A. A few basic prerequisites must be met before a decision is made to use digital data to identify specific crops and land cover. If one prerequisite is lacking, the entire effort may be seriously hampered. The prerequisites are the following: Satellite availability Current digital satellite images must be available for the area of interest. In most areas of the world, obtaining satellite data is not a major problem. Moreover, the new satellite systems provide a wide variety of resolution size and spectral bands that are available to solve problems. Acquisition Date The acquisition of imagery must be timed to correspond with the critical periods in the growing cycles of crops required when the spectral values of the crops allow them to be differentiated. Ground Data Representative ground data from an area frame must be available. Sufficient Field Size Fields of sufficient size of all crops to be classified must be available in sufficient number to obtain accurate signatures of the crops. Sound Statistical Methodology Using digital data requires sound statistical methodology. The area frame method used is one AAIC staff helped develop and one that is used by experienced personnel. Currently it is used in the United States by the National Agricultural Statistics Service and in SUPARCO in Pakistan. General Resources Resources and personnel are required to implement the technology for: collecting data in the field with a probability survey, obtaining digital satellite and area frame ground data, performing digital analysis. If these requirements can be met, using digital satellite data to improve crop and land-cover estimates can be rewarding.

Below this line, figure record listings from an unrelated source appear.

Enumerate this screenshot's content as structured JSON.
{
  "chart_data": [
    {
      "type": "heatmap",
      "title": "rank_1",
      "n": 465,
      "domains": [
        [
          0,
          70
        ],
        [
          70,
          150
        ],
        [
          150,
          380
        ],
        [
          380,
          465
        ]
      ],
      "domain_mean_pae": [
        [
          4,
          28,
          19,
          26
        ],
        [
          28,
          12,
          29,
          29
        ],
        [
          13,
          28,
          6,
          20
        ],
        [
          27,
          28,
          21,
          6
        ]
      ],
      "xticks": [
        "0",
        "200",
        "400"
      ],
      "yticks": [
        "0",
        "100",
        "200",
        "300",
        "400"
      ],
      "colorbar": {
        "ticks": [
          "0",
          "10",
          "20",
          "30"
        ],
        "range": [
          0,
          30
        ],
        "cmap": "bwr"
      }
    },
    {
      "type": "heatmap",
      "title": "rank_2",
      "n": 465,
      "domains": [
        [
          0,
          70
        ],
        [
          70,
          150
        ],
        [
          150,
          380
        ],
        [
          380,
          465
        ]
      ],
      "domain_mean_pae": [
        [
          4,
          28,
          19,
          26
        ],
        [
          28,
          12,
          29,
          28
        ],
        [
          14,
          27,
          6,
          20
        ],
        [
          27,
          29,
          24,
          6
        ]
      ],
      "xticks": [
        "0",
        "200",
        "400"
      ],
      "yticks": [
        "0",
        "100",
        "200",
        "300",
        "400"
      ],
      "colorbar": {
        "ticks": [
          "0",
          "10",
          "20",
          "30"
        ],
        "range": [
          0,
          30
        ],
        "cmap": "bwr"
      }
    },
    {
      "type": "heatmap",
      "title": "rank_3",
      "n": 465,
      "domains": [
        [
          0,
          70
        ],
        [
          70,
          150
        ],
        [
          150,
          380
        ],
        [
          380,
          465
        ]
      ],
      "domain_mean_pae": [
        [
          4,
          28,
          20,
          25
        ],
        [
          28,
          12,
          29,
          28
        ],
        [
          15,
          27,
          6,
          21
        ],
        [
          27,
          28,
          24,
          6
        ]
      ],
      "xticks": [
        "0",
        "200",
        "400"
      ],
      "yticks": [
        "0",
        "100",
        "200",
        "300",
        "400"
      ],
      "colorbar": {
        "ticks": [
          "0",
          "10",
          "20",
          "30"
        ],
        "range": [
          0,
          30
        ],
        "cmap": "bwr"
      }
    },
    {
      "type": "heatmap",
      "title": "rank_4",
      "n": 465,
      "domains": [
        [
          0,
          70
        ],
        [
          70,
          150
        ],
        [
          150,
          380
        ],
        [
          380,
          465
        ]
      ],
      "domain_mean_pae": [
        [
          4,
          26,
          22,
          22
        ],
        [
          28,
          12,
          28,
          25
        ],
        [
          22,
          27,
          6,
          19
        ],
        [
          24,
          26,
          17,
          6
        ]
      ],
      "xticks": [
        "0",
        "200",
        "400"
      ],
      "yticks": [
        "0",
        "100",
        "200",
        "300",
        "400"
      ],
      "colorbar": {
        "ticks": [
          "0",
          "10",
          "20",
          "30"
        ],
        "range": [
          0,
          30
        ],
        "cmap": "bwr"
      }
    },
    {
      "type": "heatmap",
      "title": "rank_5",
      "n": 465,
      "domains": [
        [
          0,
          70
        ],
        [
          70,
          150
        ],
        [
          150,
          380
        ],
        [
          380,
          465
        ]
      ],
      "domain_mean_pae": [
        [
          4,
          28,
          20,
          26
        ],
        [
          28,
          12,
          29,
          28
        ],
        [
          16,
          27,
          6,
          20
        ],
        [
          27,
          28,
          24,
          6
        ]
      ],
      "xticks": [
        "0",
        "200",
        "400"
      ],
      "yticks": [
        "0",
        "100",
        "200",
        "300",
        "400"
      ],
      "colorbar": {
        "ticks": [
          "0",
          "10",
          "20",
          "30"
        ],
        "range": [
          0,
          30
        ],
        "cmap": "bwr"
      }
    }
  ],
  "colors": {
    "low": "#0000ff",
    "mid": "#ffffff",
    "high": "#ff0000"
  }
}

Q. When Does Digital Image Analysis Become Cost Effective?

A. Every country is different, however, implementing digital satellite technology to identify crops can be expensive so the improved accuracy must be used by the policy and planning managers must be worth spending the extra money. It is important to do a cost analysis to understand the costs as well as the value of the improved accuracy.
Q. How can a group learn more about area frame methods?

A. One possible approach would be to arrange for AAIC staff members to conduct a seminar at your local office to explain how it impacts estimates of: 1) crop production, 2) yield forecasts, 3) livestock production, 4) natural resources and environmental parameters, 5) social and economic status, and 7) land tenure. AAIC's professional staff can present a two hour or two-day seminar or discuss individual cases with project managers and program officers. A combination of both is also possible. Summary By using area frame technology, it is possible to develop a standard survey methodology that allows accurate agricultural, natural resource, environmental, and social data to be collected that will enable data to be compared across years and to establish relationships among variables in different sectors. Area frame methodology offers objective accurate comprehensive and timely data at a reduced long-term cost. Surveys at the beginning of the project are based on a methodology that can be used again for mid-term and end of project data collection. This is crucial since different survey methods produce different survey results even if the population sampled is identical. In order to have comparable data, survey design and procedures must remain constant. AAIC would select segments at the beginning of the project to represent the project area and use those same segments throughout the project life so that we have a statistically controlled monitoring system. In many areas of the world there is a great need for better crop and livestock statistics at the national, provincial and project levels. Most of us in AAIC have devoted our lives to these advanced data collection methods that generate timely, comprehensive, objective, credible, replicated (time series) data. You will find our work useful, cost effective, and able to generate data that can be defended scientifically. Although surveys with specialized purposes are useful, a comprehensive general purpose system will allow project managers to compare data collected across years by different institutions. AAIC would welcome the opportunity to facilitate development of this kind of system in collaboration with donor projects.